Solomon told Police1 that EMDR therapy does not involve detailed descriptions of the event, direct challenging or shaping of negative beliefs or behaviors, extended exposure to the trauma, or daily homework.
“Rather than forcing the client’s attention to remain on anxiety aspects of the event, the goal is to initiate naturalistic processing by accessing the disturbing memory, stimulating the brain’s information processing system, and allowing the client’s attention to move spontaneously to internal associations during the periods of dual attention stimuli,” Solomon said.
This allows the individual to be prepared to “allow whatever happens,” and for the clinician to remain supportive of the client with as little intrusion as possible. This allows the “frozen” memory to integrate within the wider memory network.
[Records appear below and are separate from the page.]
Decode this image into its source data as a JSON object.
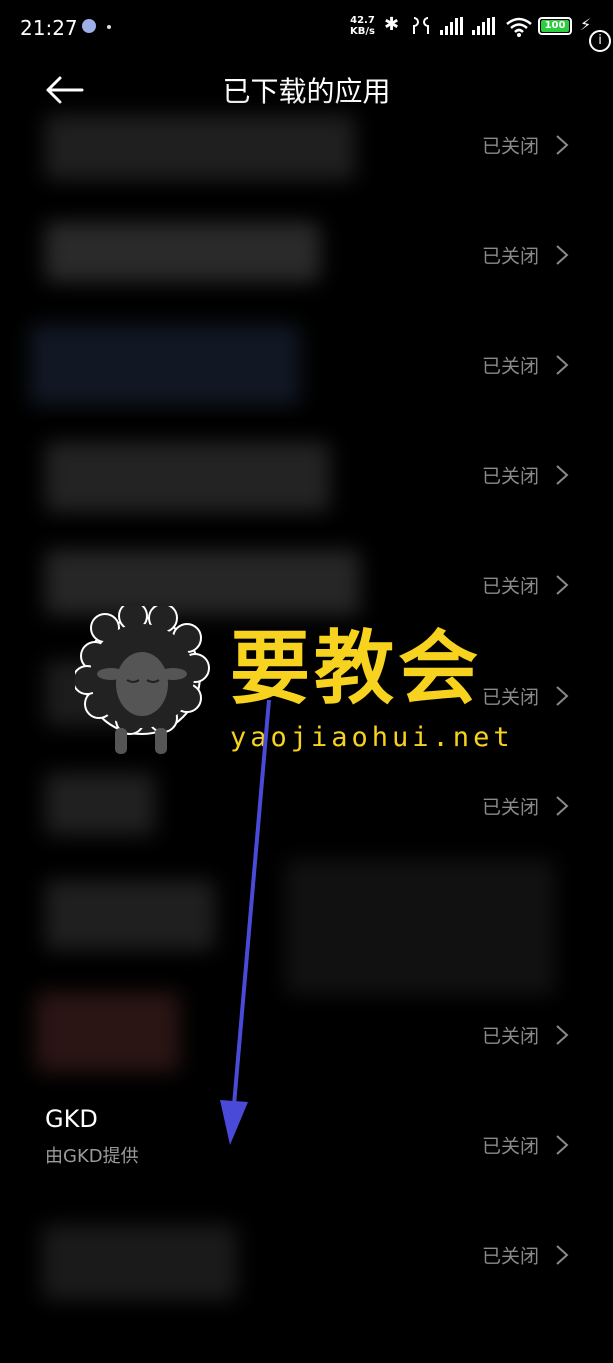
{
  "status_bar": {
    "time": "21:27",
    "net_speed_value": "42.7",
    "net_speed_unit": "KB/s",
    "battery": "100",
    "icons": [
      "bluetooth-icon",
      "earbuds-icon",
      "signal-icon",
      "signal-icon",
      "wifi-icon",
      "battery-icon",
      "charging-icon",
      "info-icon"
    ]
  },
  "header": {
    "title": "已下载的应用"
  },
  "apps": [
    {
      "name": "",
      "status": "已关闭"
    },
    {
      "name": "",
      "status": "已关闭"
    },
    {
      "name": "",
      "status": "已关闭"
    },
    {
      "name": "",
      "status": "已关闭"
    },
    {
      "name": "",
      "status": "已关闭"
    },
    {
      "name": "",
      "status": "已关闭"
    },
    {
      "name": "",
      "status": "已关闭"
    },
    {
      "name": "",
      "status": ""
    },
    {
      "name": "",
      "status": "已关闭"
    },
    {
      "name": "GKD",
      "subtitle": "由GKD提供",
      "status": "已关闭"
    },
    {
      "name": "",
      "status": "已关闭"
    }
  ],
  "watermark": {
    "text": "要教会",
    "url": "yaojiaohui.net"
  },
  "colors": {
    "status_gray": "#8a8a8a",
    "watermark_yellow": "#f7d21e",
    "arrow_blue": "#4a4ad8"
  }
}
According to Solomon, the efficacy of EMDR therapy for trauma treatment has been confirmed by more than 24 randomized controlled studies, and it has been designated effective in the practice guidelines of organizations such as the American Psychiatric Association, the U.S. Departments of Veterans Affairs and Defense, and the World Health Organization.
“Numerous studies and case reports have found EMDR therapy to be effective with a wide range of disorders,” Solomon said. “Different diagnoses require customized EMDR therapy procedures which incorporate the three-pronged protocol of past, present, and future. EMDR therapy can be integrated with a specialized treatment framework appropriate for a wide range of populations.”
Monaghan added that if a traumatic image becomes stuck – frozen in the brain – it can be difficult to cope.
“Images may continue to intrude, and there are efforts to avoid reminders, thoughts, and feelings about the event. Feelings of agitation, anxiety, or depression may be experienced. Eye Movement Desensitization and Reprocessing can help. This therapy has been used with success on first responders who may be trapped by traumatic memories – including me.”